A Ordem dos Médicos tem-se evidenciado, assim, e nos últimos anos, muito mais como estrutura corporativa ao serviço dos médicos do que ao serviço do interesse público, criando, por essa postura, zonas de conflito e de desgaste permanente com sucessivos governos, em que os cidadãos saem sempre a perder. Desse modo, tem descurado o seu principal papel em matérias importantes. Não basta traçar normas de atuação quando a seguir nada acontece em matéria de verificação e acompanhamento. A autonomia médica, tão cara aos profissionais, não pode nem deve inibir a OM no seu papel insubstituível de garante das boas práticas, prevenindo mais do que penalizando o que, por vezes, não tem remédio. Do mesmo modo, a atribuição de um título de especialidade ou de subespecialidade, deveria ter consequências para aqueles que as exercem sem esse título, outra questão em que a OM parece atada e não quer intervir.
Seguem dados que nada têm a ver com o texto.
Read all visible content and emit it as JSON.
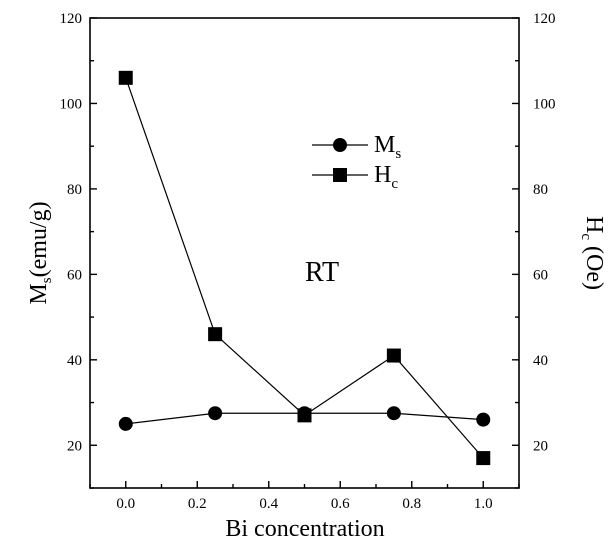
{
  "chart_data": {
    "type": "line",
    "xlabel": "Bi concentration",
    "ylabel_left": {
      "main": "M",
      "sub": "s",
      "tail": "(emu/g)"
    },
    "ylabel_right": {
      "main": "H",
      "sub": "c",
      "tail": " (Oe)"
    },
    "xlim": [
      -0.1,
      1.1
    ],
    "ylim_left": [
      10,
      120
    ],
    "ylim_right": [
      10,
      120
    ],
    "x_ticks": [
      "0.0",
      "0.2",
      "0.4",
      "0.6",
      "0.8",
      "1.0"
    ],
    "x_tick_values": [
      0.0,
      0.2,
      0.4,
      0.6,
      0.8,
      1.0
    ],
    "y_left_ticks": [
      "20",
      "40",
      "60",
      "80",
      "100",
      "120"
    ],
    "y_left_tick_values": [
      20,
      40,
      60,
      80,
      100,
      120
    ],
    "y_right_ticks": [
      "20",
      "40",
      "60",
      "80",
      "100",
      "120"
    ],
    "y_right_tick_values": [
      20,
      40,
      60,
      80,
      100,
      120
    ],
    "annotation": "RT",
    "legend_position": "upper-center",
    "series": [
      {
        "name": "Ms",
        "legend_main": "M",
        "legend_sub": "s",
        "marker": "circle",
        "axis": "left",
        "x": [
          0.0,
          0.25,
          0.5,
          0.75,
          1.0
        ],
        "y": [
          25,
          27.5,
          27.5,
          27.5,
          26
        ]
      },
      {
        "name": "Hc",
        "legend_main": "H",
        "legend_sub": "c",
        "marker": "square",
        "axis": "right",
        "x": [
          0.0,
          0.25,
          0.5,
          0.75,
          1.0
        ],
        "y": [
          106,
          46,
          27,
          41,
          17
        ]
      }
    ]
  }
}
A mera listagem dos médicos em exercício em Portugal é uma fonte de erros e omissões injustificáveis numa Ordem profissional. Não sabemos quantos médicos exercem e aonde trabalham. A lista está permanentemente desatualizada e estima-se que 30% dos inscritos já não exercem por diferentes motivos. Este trabalho de reorganização e de intervenção da Ordem no campo deontológico, de transparência, de planeamento de necessidades e de defesa dos interesses e segurança dos doentes, está completamente abandonado e urge retomá-lo com a maior urgência.
3. O BASTONÁRIO
Ao longo dos anos têm passado pela liderança da Ordem, médicos reputados, pela sua cultura, pelo seu curriculum profissional e pela sua capacidade de liderança de serviços e equipas profissionais em instituições de grande prestígio. Distingo, sem querer ser injusto para os restantes, Miller Guerra, Gentil Martins, Machado Macedo, Santana Maia, Carlos Ribeiro ou Germano de Sousa. O seu desempenho foi pautado por uma visão ampla dos problemas da saúde, corporativa quanto baste, mas imbuída de um espírito construtivo e de diálogo com as outras profissões da saúde, com os governos e com os cidadãos. Com isso ganhou o país e os doentes.
Infelizmente, nos últimos anos parece que a OM reduziu as suas preocupações a um ataque sistemático a este Governo, pela voz do seu bastonário, porque não investe, não contrata ou não entrega serviço ao setor privado. A referência permanente à falta de médicos e de outros recursos é todos os dias desmentida pela realidade dos gastos do SNS, pela competência com que o SNS vem respondendo á pandemia, pelo número de profissionais contratados, pelas vagas abertas, etc., a crescer como nunca nestes últimos anos e invertendo a lógica de contração da despesa pública do governo PSD/CDS. O bastonário tenta sempre negar os números, atribuir as mais maquiavélicas intenções aos seus autores, com deselegância e má-fé, entrando num jogo mais próprio da disputa política do que de uma Ordem profissional. Esta postura agressiva e “vigilante” contrasta com o “desinteresse” ou “excesso de confiança” com que o bastonário (não) olha para o setor privado, sobre o qual nunca se pronuncia.
Após o episódio de Reguengos, as pazes com o Governo, que pareciam estar escritas nas estrelas, esfumaram-se em poucas horas, as necessárias para que o Bastonário percebesse que o Primeiro – Ministro o tinha, afinal, enganado. Ficou, como se esperava, a falar sozinho.